The inventory to sales ratio is a key statistic when measuring whether or not you’re overstocked. If you manage a single warehouse, you can visibly see when you have too much inventory. But are you keeping track of every unit sold? How many units are on hand? For every sale of a particular item, how many were in stock at the time of sale and how many remain? For example, if you sell jeans and you had 50 jeans of a particular style and size in stock and then sold 20 of them online and another 20 in your store, would you know that you have 10 remaining? Knowing the actual inventory for each item keeps your inventory at the right level, not too high and not too low.

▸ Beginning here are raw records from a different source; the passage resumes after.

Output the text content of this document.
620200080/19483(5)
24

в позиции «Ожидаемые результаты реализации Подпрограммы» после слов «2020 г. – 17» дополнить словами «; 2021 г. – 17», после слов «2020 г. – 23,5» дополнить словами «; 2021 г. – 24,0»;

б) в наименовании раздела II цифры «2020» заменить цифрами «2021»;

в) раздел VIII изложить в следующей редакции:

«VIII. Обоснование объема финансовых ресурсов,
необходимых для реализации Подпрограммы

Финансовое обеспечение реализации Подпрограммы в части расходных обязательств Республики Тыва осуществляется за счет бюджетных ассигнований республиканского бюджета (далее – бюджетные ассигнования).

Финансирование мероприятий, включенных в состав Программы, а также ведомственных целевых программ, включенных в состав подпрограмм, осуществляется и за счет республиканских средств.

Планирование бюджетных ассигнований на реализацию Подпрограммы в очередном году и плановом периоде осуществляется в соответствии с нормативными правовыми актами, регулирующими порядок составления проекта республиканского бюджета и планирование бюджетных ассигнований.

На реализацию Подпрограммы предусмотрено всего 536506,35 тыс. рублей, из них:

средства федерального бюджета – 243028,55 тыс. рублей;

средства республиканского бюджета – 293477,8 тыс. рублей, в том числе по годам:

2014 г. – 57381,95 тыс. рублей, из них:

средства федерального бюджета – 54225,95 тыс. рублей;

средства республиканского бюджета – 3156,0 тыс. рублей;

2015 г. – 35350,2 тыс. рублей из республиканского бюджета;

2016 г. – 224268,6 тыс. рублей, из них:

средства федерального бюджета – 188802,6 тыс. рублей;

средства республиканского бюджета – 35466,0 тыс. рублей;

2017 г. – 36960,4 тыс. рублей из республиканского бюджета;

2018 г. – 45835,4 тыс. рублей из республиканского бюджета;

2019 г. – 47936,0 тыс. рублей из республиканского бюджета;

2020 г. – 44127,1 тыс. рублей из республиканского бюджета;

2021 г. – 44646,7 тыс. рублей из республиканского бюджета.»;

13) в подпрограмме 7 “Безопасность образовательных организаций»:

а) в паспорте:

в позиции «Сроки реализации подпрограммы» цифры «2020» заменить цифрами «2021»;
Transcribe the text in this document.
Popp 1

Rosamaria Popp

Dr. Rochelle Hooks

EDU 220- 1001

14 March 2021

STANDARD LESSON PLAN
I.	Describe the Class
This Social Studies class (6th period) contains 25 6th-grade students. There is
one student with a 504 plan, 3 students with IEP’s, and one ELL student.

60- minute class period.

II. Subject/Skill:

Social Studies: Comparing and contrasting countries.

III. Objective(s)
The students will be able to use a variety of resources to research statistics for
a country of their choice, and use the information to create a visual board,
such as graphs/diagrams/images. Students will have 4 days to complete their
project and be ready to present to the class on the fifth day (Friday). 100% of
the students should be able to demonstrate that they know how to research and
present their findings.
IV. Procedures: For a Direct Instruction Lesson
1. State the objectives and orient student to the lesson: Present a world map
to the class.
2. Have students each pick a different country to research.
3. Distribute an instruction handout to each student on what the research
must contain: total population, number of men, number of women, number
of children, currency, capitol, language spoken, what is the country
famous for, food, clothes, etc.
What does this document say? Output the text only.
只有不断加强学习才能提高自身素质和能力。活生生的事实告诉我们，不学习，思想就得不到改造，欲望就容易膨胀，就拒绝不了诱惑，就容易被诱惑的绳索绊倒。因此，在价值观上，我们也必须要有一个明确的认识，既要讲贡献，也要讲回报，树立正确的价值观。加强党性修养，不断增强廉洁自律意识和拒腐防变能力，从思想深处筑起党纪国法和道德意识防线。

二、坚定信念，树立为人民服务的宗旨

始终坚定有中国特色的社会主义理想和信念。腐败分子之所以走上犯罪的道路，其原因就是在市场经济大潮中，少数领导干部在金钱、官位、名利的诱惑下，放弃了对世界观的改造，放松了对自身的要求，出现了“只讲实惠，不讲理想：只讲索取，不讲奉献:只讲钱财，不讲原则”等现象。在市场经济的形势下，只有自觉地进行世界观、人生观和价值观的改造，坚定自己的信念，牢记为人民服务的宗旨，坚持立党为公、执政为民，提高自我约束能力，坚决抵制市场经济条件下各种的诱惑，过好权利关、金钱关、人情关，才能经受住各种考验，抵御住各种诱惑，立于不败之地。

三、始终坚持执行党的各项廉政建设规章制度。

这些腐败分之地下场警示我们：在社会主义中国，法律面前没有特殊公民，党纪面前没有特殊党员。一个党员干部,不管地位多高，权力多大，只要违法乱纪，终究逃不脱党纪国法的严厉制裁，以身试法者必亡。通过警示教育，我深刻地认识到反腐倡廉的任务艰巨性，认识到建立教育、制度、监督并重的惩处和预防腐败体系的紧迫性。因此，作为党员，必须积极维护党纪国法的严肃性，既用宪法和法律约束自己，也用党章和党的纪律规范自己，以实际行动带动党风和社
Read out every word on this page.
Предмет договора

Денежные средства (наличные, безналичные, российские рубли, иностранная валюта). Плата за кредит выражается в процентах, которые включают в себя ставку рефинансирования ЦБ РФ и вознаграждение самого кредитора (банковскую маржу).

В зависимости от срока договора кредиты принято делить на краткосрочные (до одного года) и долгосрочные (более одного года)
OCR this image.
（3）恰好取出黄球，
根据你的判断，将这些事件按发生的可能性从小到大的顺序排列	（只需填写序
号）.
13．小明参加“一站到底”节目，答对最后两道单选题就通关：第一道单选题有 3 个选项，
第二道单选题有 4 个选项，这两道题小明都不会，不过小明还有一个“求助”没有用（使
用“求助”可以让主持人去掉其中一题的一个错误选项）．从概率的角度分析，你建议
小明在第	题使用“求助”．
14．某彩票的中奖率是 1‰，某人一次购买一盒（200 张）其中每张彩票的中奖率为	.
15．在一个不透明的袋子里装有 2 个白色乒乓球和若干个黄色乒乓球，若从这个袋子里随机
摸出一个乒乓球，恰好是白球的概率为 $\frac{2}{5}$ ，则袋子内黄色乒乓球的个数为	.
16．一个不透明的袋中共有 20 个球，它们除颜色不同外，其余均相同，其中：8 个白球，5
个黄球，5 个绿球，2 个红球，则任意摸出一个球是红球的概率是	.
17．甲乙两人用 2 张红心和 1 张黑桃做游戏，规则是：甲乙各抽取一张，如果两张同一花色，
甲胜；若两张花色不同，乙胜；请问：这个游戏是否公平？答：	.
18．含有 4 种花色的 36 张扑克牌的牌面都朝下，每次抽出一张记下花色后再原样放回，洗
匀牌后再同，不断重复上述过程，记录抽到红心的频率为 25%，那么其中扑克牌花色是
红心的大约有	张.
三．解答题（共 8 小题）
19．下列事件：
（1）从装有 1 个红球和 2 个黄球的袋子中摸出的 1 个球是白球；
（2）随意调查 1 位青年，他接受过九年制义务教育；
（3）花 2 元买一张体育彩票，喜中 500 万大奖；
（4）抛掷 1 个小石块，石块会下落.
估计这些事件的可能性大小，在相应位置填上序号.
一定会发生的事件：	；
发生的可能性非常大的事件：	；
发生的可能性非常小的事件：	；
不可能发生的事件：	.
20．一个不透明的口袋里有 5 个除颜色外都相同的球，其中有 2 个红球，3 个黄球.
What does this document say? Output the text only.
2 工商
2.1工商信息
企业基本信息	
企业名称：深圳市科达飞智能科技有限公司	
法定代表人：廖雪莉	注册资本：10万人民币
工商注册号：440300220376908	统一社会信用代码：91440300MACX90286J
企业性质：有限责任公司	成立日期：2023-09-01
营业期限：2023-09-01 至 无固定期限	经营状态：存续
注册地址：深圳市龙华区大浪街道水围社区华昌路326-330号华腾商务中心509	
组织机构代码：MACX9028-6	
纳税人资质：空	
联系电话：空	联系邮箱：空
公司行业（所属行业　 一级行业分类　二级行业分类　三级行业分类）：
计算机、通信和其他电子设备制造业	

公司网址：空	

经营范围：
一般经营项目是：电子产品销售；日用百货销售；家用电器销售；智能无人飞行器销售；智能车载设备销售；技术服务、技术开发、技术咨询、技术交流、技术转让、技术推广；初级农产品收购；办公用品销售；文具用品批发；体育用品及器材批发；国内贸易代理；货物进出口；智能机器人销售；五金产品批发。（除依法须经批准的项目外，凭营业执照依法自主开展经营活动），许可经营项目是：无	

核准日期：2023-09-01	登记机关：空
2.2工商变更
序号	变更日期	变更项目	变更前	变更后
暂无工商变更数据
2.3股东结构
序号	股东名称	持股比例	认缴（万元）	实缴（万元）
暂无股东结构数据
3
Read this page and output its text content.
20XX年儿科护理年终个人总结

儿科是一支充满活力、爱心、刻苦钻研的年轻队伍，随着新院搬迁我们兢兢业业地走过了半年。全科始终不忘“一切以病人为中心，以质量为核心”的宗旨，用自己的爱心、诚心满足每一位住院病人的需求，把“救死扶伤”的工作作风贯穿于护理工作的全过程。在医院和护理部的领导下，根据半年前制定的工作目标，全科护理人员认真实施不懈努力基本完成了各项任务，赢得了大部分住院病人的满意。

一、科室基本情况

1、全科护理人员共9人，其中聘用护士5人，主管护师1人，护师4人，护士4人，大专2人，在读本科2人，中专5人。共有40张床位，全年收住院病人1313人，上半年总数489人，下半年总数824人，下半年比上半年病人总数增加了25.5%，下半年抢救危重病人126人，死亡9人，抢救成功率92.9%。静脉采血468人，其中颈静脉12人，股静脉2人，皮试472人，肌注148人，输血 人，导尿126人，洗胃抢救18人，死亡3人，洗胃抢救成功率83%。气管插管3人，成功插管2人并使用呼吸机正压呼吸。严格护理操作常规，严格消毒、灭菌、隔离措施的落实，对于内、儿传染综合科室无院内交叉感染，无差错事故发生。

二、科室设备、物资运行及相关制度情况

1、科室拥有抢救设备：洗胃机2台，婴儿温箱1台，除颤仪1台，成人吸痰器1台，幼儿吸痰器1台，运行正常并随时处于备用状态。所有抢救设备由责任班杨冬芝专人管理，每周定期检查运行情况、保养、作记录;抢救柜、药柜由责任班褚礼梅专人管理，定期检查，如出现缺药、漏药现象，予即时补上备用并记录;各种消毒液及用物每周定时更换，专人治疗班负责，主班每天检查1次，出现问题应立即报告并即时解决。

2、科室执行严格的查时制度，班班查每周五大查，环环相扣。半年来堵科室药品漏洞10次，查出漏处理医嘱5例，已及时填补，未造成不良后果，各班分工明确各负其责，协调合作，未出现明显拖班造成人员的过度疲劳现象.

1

The task becomes complex when you need to fulfill orders that are coming through different channels, and you need to have the right amount of products on hand to fulfill orders coming in through each sales channel. This becomes increasingly important if you’re selling through Amazon, since they require you to reserve specific inventory volumes for their channel.
In the poll taken by Software Advice, 35% of the prospective retail software buyers they surveyed said they were looking for a more modern solution for their inventory management requirements. Essentially, they are looking for a software solution expressly designed to handle their inventory processes rather than using spreadsheets to keep simple counts. The other reasons cited involved the inability to support company growth and lacking the ability to automate business processes.
Efficiencies through the use of technology take the guesswork out of what’s ‘available to sell.’ The need may seem simple but the solution is not. The challenge is in getting real time updates of orders received, and bring it all into a unified workflow. The entire process from collection of orders to picking, packing, shipping, processing payment, and centralized tracking of inventory levels are essential in keeping customer service people up to date.
Managing inventory in one place helps avoid stock-outs [or double-selling] and lends to better analysis of products in terms of performance, peak selling periods, etc. And, centralizing the management of sales channels allows for more accurate inventory calculations. More importantly, streamlining essential back-office processes supports current and future growth, eliminating the bottlenecks that occur with manual processes.